Pandas is the de-facto standard for data manipulation in python, which I personally love for its flexible syntax and interoperability. But Pandas has well-known drawbacks such as memory in-efficiency, inconsistent missing data handling and lacking multicore-support. Multiple open-source projects aim to solve those issues, the most interesting is Polars.
Polars uses Rust and Apache Arrow to win in all kinds of performance-benchmarks and evolves fast. But is it already stable enough to migrate an existing Pandas' codebase? And does it meet the high-expectations on query language flexibility of long-time Pandas-lovers?
In this talk, I will explain, how Polars can be that fast, and present my insights on where Polars shines and in which scenarios I stay with pandas (at least for now!)
Pandas and Polars are both popular open-source libraries for data manipulation and analysis in Python. While both libraries offer a range of powerful tools for working with data, there are several key differences that users should be aware of when choosing which library to use.
One of the main differences between Pandas and Polars is the way that they handle data processing and evaluation.

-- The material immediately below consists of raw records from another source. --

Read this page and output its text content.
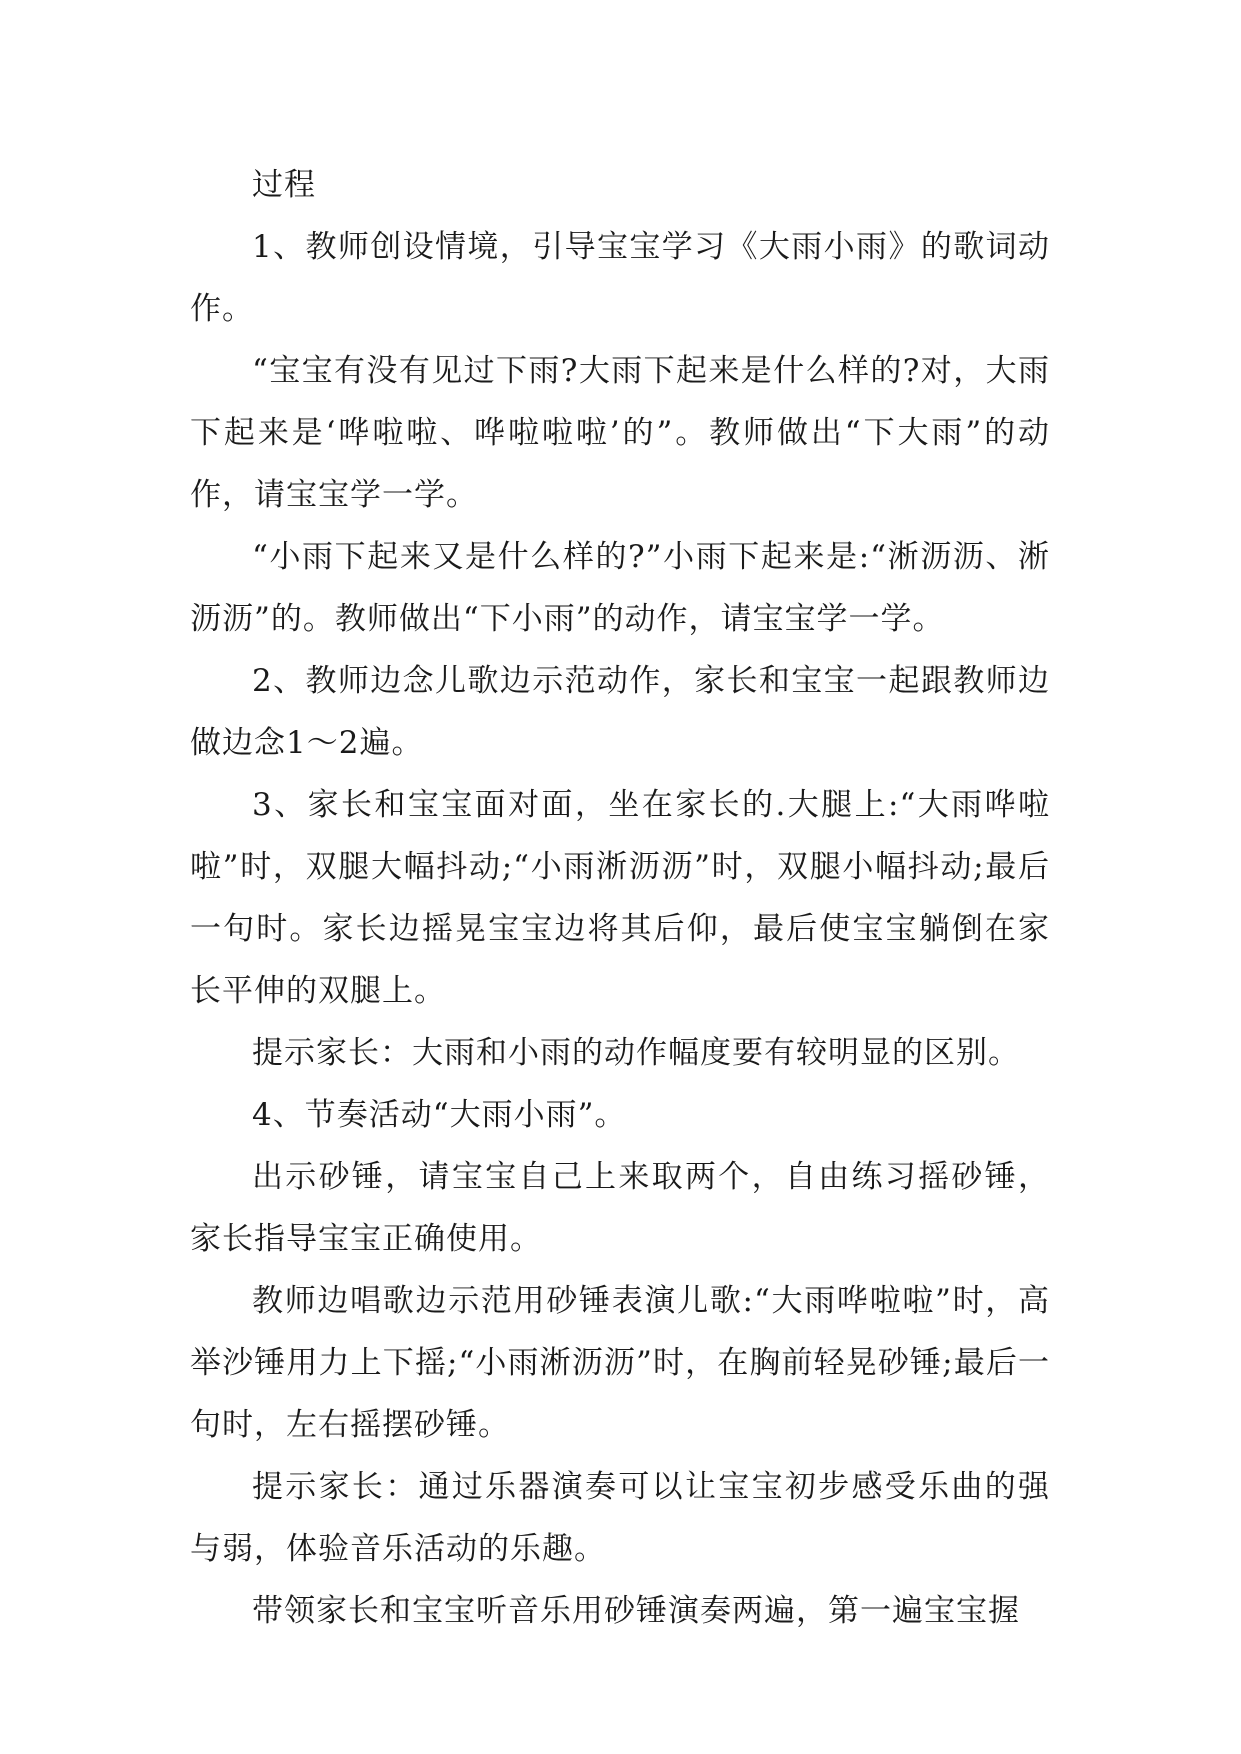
过程

1、教师创设情境，引导宝宝学习《大雨小雨》的歌词动作。

“宝宝有没有见过下雨?大雨下起来是什么样的?对，大雨下起来是‘哗啦啦、哗啦啦啦’的”。教师做出“下大雨”的动作，请宝宝学一学。

“小雨下起来又是什么样的?”小雨下起来是:“淅沥沥、淅沥沥”的。教师做出“下小雨”的动作，请宝宝学一学。

2、教师边念儿歌边示范动作，家长和宝宝一起跟教师边做边念1～2遍。

3、家长和宝宝面对面，坐在家长的.大腿上:“大雨哗啦啦”时，双腿大幅抖动;“小雨淅沥沥”时，双腿小幅抖动;最后一句时。家长边摇晃宝宝边将其后仰，最后使宝宝躺倒在家长平伸的双腿上。

提示家长：大雨和小雨的动作幅度要有较明显的区别。

4、节奏活动“大雨小雨”。

出示砂锤，请宝宝自己上来取两个，自由练习摇砂锤，家长指导宝宝正确使用。

教师边唱歌边示范用砂锤表演儿歌:“大雨哗啦啦”时，高举沙锤用力上下摇;“小雨淅沥沥”时，在胸前轻晃砂锤;最后一句时，左右摇摆砂锤。

提示家长：通过乐器演奏可以让宝宝初步感受乐曲的强与弱，体验音乐活动的乐趣。

带领家长和宝宝听音乐用砂锤演奏两遍，第一遍宝宝握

Pandas uses a traditional, eager evaluation model, in which operations are immediately evaluated and the results are returned. In contrast, Polars offers optional lazy evaluation, which allows users to delay the evaluation of certain operations until they are actually needed. This can be especially useful for large or complex datasets, as it can improve performance by reducing the amount of data that needs to be processed at any given time.
Another key difference between the two libraries is the way they handle data storage and indexing. Pandas is built around a powerful indexing system that allows users to quickly access and manipulate specific rows or columns of data. However, this indexing system can be complex and can sometimes lead to slower performance. In contrast, Polars does not use indexes, which can simplify the underlying data structure and improve performance.
In terms of functionality, Pandas has a number of features that are not currently available in Polars. For example, Pandas offers built-in plotting functionality, which can be useful during explorative data analysis for visualizing and interpreting data. Additionally, Pandas has a much stronger integration in the PyData ecosystem and is more widely used in data analysis and scientific computing. This can make it easier for users to find resources and support when working with Pandas.
One notable difference between the two libraries is the syntax and API. Polars is inspired by the popular distributed computing library Apache Spark, but uses a column-based API in contrast to the row-based API within Spark. Generally the polar's syntax will be more familiar to spark users.
Overall, both Pandas and Polars are powerful libraries with a lot to offer for data manipulation and analysis in Python. Which library is the best choice will depend on the specific needs and goals of the user. By understanding the differences between the two libraries, users can make an informed decision about which one is best suited for their needs.